Der aktuelle Aufruhr hat für mich auch etwas Verlogenes. Niemand sollte überrascht sein, wie viele Frauen* sexualisierte Gewalt erlebt haben oder sich von Männern* bedrängt fühlen. Das hat uns doch schon #aufschrei eindrücklich gezeigt. Und statt der großen Betroffenheit sollte vor allem Aktionismus entstehen, der jene Strukturen zu zerschlagen sucht, die eine Allgegenwart sexualisierter Gewalt erst ermöglichen, also das was im englischsprachigen Raum „Rape Culture“, Vergewaltigungskultur, genannt wird. Und dieser Aktionismus sollte auch in der Film- und Fernsehbranche, in der Produktion wie in der Kritik, stattfinden. Denn mediale Inhalte sind ein Teil dieser „Rape Culture“!

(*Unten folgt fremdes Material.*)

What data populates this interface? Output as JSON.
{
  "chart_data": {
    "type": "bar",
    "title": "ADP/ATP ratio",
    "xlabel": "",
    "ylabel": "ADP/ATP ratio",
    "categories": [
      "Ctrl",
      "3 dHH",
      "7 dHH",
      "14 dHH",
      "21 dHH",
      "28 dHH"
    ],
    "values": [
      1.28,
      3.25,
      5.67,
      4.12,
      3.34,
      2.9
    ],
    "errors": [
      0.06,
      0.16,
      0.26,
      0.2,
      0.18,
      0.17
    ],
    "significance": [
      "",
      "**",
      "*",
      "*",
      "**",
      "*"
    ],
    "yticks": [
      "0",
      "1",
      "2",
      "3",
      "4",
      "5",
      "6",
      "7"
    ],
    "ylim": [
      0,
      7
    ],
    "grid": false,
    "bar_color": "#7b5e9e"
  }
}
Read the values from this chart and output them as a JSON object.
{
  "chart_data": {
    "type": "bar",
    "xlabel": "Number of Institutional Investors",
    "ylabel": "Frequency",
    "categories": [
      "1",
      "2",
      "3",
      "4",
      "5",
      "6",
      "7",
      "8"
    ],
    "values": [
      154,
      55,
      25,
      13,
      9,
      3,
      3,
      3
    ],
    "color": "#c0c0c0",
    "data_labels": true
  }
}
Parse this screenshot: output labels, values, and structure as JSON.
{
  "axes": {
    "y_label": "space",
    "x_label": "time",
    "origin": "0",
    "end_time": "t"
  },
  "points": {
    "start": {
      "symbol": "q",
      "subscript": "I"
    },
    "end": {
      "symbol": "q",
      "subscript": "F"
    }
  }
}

Ich bin so müde davon, es ständig zu wiederholen. Deshalb meine große Bitte: Können wir das endlich als Fakt anerkennen und damit beginnen, Gegenmaßnahmen einzuleiten? Ich habe keine Lust mehr, mir objektifizierte und sexualisierte Frauen*figuren anzusehen, deren Grenzen permanent missachtet und überschritten werden. Es ist doch kein Wunder, dass bei der Flut dieser Bilder im zeitgenössischen Kino sexualisierte Gewalt auch auf gesellschaftlicher Ebene als Teil der Normalität angenommen wird. Es ist kein Wunder, wie schwer das Konzept von „consent“ durchzusetzen ist, wenn vermeintlich moralisch integre Heldenfiguren immer noch großzügig über das „nein“ ihres weiblichen* Gegenübers hinweggehen. Es ist kein Wunder, dass Frauen* aus Angst vor Stigma und fehlender Hilfeleistung nicht von ihren Erfahrungen mit sexualisierter Gewalt berichten, wenn es noch immer zahllose Narrative über Falschaussagen gibt. Und es ist sowieso überhaupt kein Wunder, dass es allgemein an Respekt für Frauen*, ihre Lebenswelt und geschlechtsspezifischen Herausforderungen in einer patriarchalen Gesellschaft fehlt, wenn weibliche* Figuren in unseren täglichen (!) Narrativen noch mehrheitlich als sexy Dekorationsobjekt nicht aber als menschliche und respekteinflößende Charaktere dienen.

Wie viele Harvey Weinsteins braucht es noch, damit wir endlich anfangen darüber zu reden???!!!!